Results Patient demographics, procedure details and outcome measures are presented in table 1. Overall success rate was 100%. Among all performed procedures, one neurologic complication (0.1%) was reported (TIA). Of all reported non-neurologic complications, 4 (0.6%) were classified as major (all class C) and 3 (0.4%) as minor (all class A). This places our safety outcomes well above acceptable rates. Median follow up duration was 2 weeks.
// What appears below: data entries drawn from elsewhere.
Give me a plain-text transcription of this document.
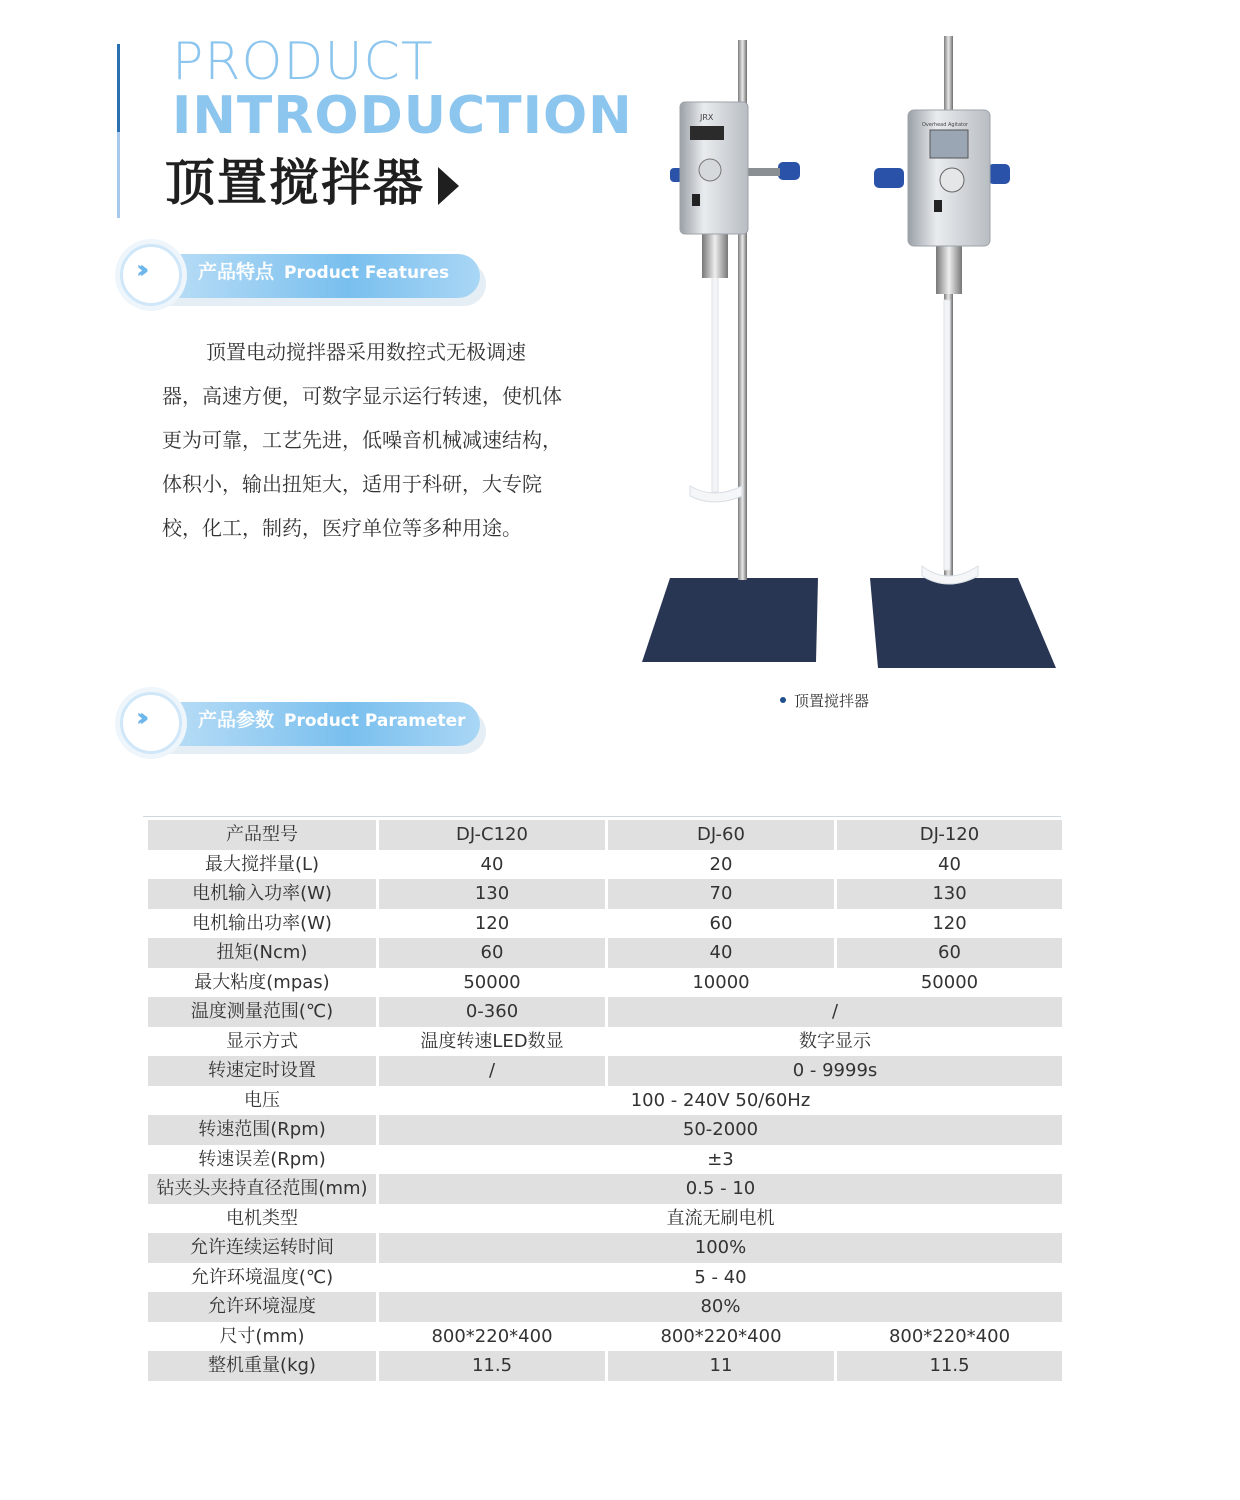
PRODUCT
INTRODUCTION
顶置搅拌器
››	产品特点 Product Features

顶置电动搅拌器采用数控式无极调速器，高速方便，可数字显示运行转速，使机体更为可靠，工艺先进，低噪音机械减速结构，体积小，输出扭矩大，适用于科研，大专院校，化工，制药，医疗单位等多种用途。

JRX
Overhead Agitator
顶置搅拌器
››	产品参数 Product Parameter
产品型号	DJ-C120	DJ-60	DJ-120
最大搅拌量(L)	40	20	40
电机输入功率(W)	130	70	130
电机输出功率(W)	120	60	120
扭矩(Ncm)	60	40	60
最大粘度(mpas)	50000	10000	50000
温度测量范围(℃)	0-360	/	
显示方式	温度转速LED数显	数字显示	
转速定时设置	/	0 - 9999s	
电压	100 - 240V 50/60Hz		
转速范围(Rpm)	50-2000		
转速误差(Rpm)	±3		
钻夹头夹持直径范围(mm)	0.5 - 10		
电机类型	直流无刷电机		
允许连续运转时间	100%		
允许环境温度(℃)	5 - 40		
允许环境湿度	80%		
尺寸(mm)	800*220*400	800*220*400	800*220*400
整机重量(kg)	11.5	11	11.5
Abstract E-158 Table 1 Variables and statistics

Conclusion According to our results, CA in non-complicated cases can be safely performed outside of hospital setting by board-certified interventional neuroradiologists with high success rates and minimal complications that are comparable to MRA and CTA. Our result show that not only CA is safe in an office setting, but potentially safer than MRA and CTA when considering higher quality imaging, evaluation of collateral flow and diagnosis of many additional vascular diseases. Proper case selection for this setting plays an important role in achieving optimal results and minimizing complications.

Disclosures S. Razavi: None. E. Masangkay: None. N. Chelikam: None. U. Kelly-Tolley: None. L. Pierce: None. R. Malek: None. A. Padiar: None.